Anerkannt werden Fortbildungen zur Förderung pädagogischer Kompetenzen (fachlich, methodisch, sozial). Nicht anerkannt werden z. B. Präsenztage, die ausschließlich Konferenzcharakter (in Hinsicht auf Organisation) haben, reine Schulverwaltungsthemen, Verwaltungs- und Dienstrecht, Erste-Hilfe-Kurse, Dienstbesprechungen, allgemeine Sitzungen etc.

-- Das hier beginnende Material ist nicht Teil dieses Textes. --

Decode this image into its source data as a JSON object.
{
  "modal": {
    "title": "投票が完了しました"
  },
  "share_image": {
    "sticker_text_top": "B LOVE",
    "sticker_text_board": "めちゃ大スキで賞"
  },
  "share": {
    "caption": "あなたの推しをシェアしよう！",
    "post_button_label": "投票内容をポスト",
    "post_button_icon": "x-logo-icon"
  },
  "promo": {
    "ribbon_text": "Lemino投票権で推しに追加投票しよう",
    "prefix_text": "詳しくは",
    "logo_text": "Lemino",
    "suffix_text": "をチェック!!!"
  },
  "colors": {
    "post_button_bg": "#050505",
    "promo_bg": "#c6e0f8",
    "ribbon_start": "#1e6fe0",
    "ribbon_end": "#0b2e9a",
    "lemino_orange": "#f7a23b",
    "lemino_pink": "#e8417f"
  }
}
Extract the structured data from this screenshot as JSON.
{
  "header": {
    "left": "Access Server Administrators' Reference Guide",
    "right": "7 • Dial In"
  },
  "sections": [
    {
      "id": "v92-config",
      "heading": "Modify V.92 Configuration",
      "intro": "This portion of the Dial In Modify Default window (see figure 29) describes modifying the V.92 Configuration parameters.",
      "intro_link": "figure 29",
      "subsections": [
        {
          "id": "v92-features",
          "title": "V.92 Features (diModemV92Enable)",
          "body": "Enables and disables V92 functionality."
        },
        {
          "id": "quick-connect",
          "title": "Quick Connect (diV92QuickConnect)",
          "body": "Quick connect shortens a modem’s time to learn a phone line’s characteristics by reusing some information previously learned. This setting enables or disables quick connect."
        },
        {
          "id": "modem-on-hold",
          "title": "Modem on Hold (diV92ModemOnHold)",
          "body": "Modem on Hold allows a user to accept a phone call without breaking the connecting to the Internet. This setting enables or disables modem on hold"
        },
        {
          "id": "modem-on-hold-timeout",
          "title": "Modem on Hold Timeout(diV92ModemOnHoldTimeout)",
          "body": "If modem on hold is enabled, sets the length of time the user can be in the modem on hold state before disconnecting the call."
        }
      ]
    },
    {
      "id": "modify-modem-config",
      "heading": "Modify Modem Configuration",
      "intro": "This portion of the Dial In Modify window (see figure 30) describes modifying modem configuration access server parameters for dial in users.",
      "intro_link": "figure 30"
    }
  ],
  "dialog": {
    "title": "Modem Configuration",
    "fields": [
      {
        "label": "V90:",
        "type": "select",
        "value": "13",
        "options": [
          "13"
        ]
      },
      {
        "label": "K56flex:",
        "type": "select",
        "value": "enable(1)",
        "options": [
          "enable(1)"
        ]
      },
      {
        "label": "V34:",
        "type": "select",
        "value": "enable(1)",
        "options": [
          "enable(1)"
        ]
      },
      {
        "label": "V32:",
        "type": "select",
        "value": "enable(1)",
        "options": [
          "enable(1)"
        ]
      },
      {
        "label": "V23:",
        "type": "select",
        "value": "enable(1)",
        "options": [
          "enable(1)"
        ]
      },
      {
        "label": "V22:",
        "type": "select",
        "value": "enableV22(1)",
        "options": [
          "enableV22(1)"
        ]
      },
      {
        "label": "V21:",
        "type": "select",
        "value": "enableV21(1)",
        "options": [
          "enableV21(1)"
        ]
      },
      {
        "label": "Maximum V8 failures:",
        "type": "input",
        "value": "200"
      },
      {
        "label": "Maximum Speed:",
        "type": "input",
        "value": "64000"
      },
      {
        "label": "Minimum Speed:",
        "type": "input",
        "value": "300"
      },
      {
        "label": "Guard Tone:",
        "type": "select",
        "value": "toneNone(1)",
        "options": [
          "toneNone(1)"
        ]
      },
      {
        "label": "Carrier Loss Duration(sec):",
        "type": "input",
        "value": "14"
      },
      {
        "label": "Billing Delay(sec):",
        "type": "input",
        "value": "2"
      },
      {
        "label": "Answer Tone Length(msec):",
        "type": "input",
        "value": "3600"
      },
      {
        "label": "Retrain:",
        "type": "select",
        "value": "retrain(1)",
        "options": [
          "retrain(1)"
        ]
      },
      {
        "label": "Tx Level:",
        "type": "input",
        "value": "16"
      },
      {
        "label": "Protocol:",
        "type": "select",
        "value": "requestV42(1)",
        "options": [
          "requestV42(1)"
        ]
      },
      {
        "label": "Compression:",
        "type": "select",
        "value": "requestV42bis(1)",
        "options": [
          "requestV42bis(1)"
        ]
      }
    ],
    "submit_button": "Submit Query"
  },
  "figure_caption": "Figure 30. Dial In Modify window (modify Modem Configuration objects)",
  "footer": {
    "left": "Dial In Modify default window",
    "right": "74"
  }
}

Zur Dokumentation der Fortbildungen gibt es ein gesondertes Formblatt, das Sie Ihrer Schulleitung vorlegen. Konkrete und detaillierte Nachweise über einzelne Fortbildungen, die absolviert wurden, sind für die Antragstellung nicht erforderlich. Es genügt die Kenntnis der Schulleiterin bzw. des Schulleiters darüber, dass Sie die Fortbildungsverpflichtung erfüllt haben und ihre bzw. seine schriftliche Bestätigung auf dem Antragsformular. Der Schulleiterin bzw. dem Schulleiter bleibt es jedoch freigestellt, Fortbildungsnachweise von Ihnen zu verlangen, wenn sie bzw. er dies als notwendig für die Erteilung der Bestätigung erachtet.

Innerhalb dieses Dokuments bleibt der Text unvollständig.